4.5.6 ATLAS: Defense Evasion via Adversarial Examples
GCG, AutoDAN, and PAIR all map to ATLAS AML.T0015: Evade ML Model (under Defense Evasion). The specific sub-techniques:
- AML.T0015.000: Evade ML Model (generic)
- AML.T0015.001: Evade Safety Classifiers (the jailbreak case: evading the model's safety training)
- AML.T0029: Adversarial Patch (image-domain analog; relevant to Module 7.5)
The reason these are Defense Evasion in ATLAS rather than Initial Access: the jailbreak goal is to make the model produce output it would normally refuse. The model is the "detection system" being evaded. The underlying harmful request (the goal) already exists; the jailbreak is the evasion mechanism.
Belt-4 insight for engagements: jailbreak success alone is not a finding. The finding is "this system's deployed defenses can be evaded by [specific method], enabling [harmful output class], affecting [users / downstream systems]." A jailbreak against a model that produces only summarization output is lower severity than the same jailbreak against a model with tool-calling access to a production database.
4.5.7 Mitchell Weave: Does AI Know What It Knows?
Mitchell's Chapter 11 (Does AI Know What It Knows?) examines why LLMs are poorly calibrated -- they produce confident-sounding output even when they are likely wrong. The connection to jailbreaks:
Safety training teaches models to refuse certain requests by associating the request pattern with a "refusal" output. This is statistical pattern-matching: "when you see [harmful request pattern], produce [refusal pattern]". GCG works by finding a suffix that changes the statistical signature of the input from "harmful request pattern" to a different pattern that the model associates with compliance. The model is not "deciding" to help -- it is pattern-matching to the token sequence that precedes compliance in its training data.
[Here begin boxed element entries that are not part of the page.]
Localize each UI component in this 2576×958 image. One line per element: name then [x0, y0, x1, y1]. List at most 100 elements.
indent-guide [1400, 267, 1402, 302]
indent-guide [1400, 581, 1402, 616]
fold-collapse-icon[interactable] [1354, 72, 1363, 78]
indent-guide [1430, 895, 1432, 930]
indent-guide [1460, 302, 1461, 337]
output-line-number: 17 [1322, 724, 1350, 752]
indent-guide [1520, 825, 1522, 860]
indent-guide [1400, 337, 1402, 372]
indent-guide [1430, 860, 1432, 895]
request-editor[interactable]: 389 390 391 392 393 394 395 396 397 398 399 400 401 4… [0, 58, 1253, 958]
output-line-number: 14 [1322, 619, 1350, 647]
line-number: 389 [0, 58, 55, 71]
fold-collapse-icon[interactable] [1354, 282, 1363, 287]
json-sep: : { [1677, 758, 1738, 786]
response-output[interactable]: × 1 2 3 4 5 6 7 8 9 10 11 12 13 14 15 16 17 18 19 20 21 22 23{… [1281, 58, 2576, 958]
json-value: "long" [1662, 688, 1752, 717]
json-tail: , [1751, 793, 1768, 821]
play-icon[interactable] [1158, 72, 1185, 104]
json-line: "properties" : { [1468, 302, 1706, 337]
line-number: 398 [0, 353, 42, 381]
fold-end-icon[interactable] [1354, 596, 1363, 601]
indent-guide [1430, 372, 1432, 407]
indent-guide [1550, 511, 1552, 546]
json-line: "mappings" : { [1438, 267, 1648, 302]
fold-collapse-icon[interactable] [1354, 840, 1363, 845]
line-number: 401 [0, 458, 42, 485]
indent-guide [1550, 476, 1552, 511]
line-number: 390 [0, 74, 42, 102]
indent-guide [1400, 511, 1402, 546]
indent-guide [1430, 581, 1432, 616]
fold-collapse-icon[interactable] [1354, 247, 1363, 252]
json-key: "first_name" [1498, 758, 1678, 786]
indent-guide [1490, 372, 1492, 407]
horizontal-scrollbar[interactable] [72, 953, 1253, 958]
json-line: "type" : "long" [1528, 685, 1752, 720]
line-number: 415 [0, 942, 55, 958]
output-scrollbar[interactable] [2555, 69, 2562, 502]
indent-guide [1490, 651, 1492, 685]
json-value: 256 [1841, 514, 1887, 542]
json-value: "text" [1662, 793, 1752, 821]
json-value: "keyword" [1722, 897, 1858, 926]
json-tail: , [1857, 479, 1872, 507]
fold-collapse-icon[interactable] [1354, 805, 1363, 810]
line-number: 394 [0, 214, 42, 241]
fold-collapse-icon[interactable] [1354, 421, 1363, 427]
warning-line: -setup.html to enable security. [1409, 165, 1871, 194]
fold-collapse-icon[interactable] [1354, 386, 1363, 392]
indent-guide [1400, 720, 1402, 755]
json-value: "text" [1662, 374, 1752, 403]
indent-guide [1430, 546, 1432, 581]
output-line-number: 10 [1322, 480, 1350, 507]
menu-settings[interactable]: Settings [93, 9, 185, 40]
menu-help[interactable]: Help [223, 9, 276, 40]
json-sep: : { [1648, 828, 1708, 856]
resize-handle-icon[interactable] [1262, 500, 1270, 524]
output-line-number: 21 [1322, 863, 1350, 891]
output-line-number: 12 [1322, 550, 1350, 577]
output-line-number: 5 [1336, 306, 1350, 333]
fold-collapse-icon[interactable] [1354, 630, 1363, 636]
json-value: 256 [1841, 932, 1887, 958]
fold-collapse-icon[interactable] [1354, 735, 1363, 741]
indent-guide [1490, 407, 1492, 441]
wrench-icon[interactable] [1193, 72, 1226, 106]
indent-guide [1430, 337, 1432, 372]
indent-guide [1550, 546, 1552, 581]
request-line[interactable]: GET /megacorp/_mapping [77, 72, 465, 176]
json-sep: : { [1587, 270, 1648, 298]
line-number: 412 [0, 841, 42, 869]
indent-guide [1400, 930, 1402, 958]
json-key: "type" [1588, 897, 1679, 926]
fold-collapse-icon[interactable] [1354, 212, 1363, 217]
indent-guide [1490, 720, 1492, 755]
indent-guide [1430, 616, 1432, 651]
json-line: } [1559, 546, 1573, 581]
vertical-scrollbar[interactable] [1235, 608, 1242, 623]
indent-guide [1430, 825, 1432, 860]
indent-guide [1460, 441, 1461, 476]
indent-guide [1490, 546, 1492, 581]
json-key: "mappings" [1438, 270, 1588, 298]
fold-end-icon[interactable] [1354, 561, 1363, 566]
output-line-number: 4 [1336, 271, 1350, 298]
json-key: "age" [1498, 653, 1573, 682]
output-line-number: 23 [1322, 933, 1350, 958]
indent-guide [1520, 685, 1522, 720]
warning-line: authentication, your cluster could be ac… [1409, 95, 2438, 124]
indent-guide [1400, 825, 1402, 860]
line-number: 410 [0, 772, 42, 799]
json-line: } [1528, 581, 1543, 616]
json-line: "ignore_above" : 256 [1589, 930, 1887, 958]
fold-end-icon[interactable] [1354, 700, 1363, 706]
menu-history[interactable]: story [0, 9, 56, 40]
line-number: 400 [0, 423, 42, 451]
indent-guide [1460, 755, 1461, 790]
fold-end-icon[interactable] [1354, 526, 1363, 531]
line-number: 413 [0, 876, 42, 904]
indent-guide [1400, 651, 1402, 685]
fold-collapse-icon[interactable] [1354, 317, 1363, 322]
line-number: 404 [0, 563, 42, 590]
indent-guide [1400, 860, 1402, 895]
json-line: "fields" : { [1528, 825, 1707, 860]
This is why jailbreaks that look like gibberish work: they do not need to be meaningful. They need to be token sequences that, combined with the harmful request, are statistically more likely to precede compliance output than refusal output in the model's learned distribution. The model has no epistemic access to what it "should" do -- only to what statistically follows from its inputs. Mitchell's question ("does AI know what it knows?") has a direct security answer: no. It does not know that the GCG suffix is adversarial. It pattern-matches to the nearest distribution in its training data.